En substance, une marche pour une vie digne et contre la marginalisation et les promesses non tenues. Face à ce mouvement de colère , un gouvernement qui incarne à leurs yeux une entité qui défend les intérêts d’une caste et non l’intérêt général. Sur les plateformes de communication gratuite comme Discord, les jeunes vident leurs cœurs. Dénoncent pêle-mêle, népotisme et clientélisme, la détérioration du marché du travail, l’aggravation des inégalités, la prévarication des élus qui a atteint des sommets, l’absence de perspectives pour la jeunesse et la difficulté de se projeter.
Le « réveil » des jeunes qui refusent d’être sacrifiés comme leurs aînés n’est pas un simple coup de colère contre les politiques de paupérisation mais l’expression d’une crise de défiance profonde envers les corps intermédiaires, principalement la classe politique et les syndicats où la jeunesse ne se reconnaît pas (moins de 1% des jeunes marocains adhèrent aux partis).
La Génération Y ne manifeste pas pour exister : elle veut peser sur les évènements pour rééquilibrer un présent bancal. École, santé, emploi, pouvoir d’achat, gouvernance. Le message est limpide: Les laissés-pour-compte ne veulent pas survivre, ils veulent vivre dans la dignité. Réclament un Etat plus juste, réellement social, une gouvernance transparente au bénéfice de tous.

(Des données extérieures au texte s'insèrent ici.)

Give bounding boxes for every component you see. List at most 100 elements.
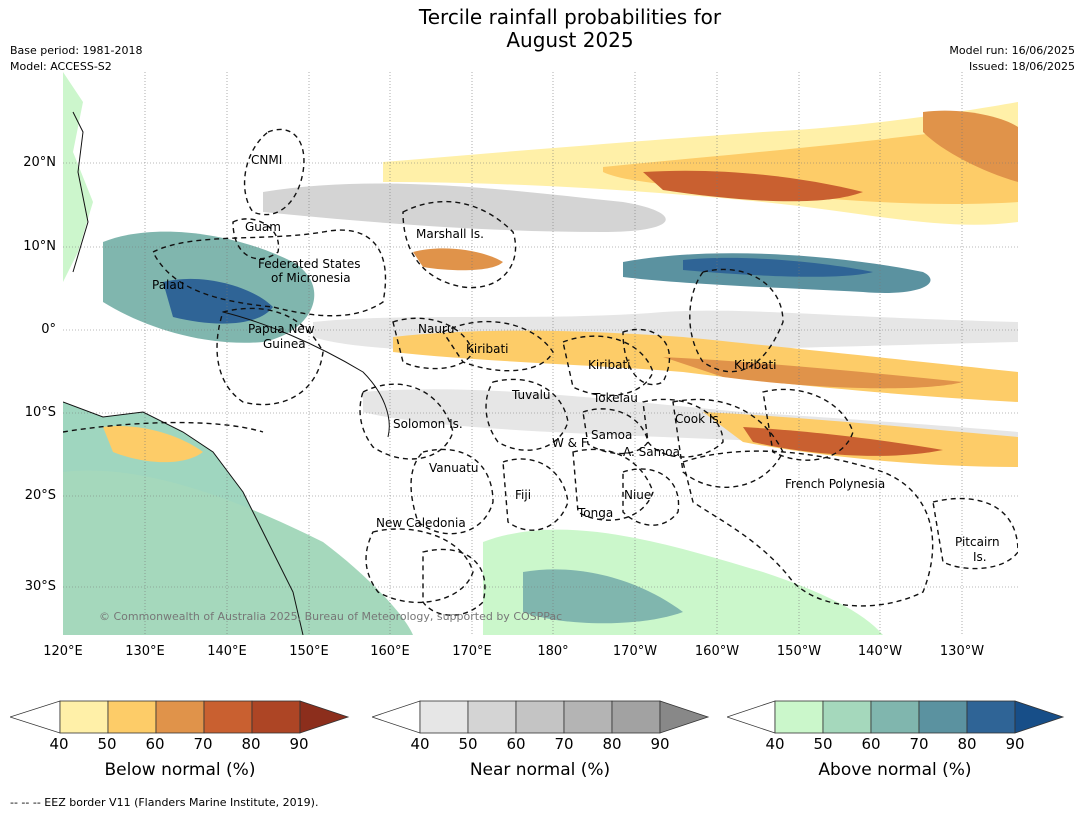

Le cahier de doléances est bien fourni qui a besoin de réponses concrètes et surtout d’une manière de faire la politique autrement. Une gageure dans un contexte où les partis, décrédibilisés, n’inspirent un profond rejet. L’hyperconnexion numérique qui caractérise cette catégorie ne signifie pas qu’elle est déconnectée du réel . Elle est connectée à la réalité de son pays, telle qu’elle la vit et la perçoit au quotidien, mais la rejette dans la forme jugée comme un obstacle à leur autonomie et émancipation.
A une année des élections législatives et alors que le Maroc est devenu un chantier à ciel ouvert (coupe d’Afrique et mondial 2030), les mécontents rappellent aux responsables un chantier capital qui conditionne pourtant l’avenir de la nation: l’avenir de sa jeunesse.
Crise de confiance
Cette mobilisation sonne comme un avertissement au futur exécutif et un appel pour changer de braquet, les jeunes la veulent pacifique et aux antipodes des slogans anti-système du défunt mouvement du 20-Février dont ils ne veulent pas répéter les erreurs qui lui ont été fatales.
Connaissant parfaitement les lignes rouges à ne pas franchir, les jeunes version 2025 sont du reste conscients des dangers qui guettent leur mouvement : la récupération politique, le discrédit, la délégitimation et l’intrusion des casseurs. Toute forme de contestation qui prend naissance en ligne est perçue généralement comme une opération orchestrée par l’ennemi destinée à déstabiliser le pays.
Mais est-ce vraiment sain de refuser de reconnaître la légitimité des revendications et des critiques des jeunes? N’est-ce pas là le meilleur moyen de creuser le fossé déjà immense entre la jeunesse et les gouvernants là où il s’agit de le réduire par l’écoute et le dialogue? Laisser pourrir les problèmes au lieu de les attaquer de front est une démarche de nature à amplifier la crise et la crise de confiance tout en accentuant le malaise de la jeunesse.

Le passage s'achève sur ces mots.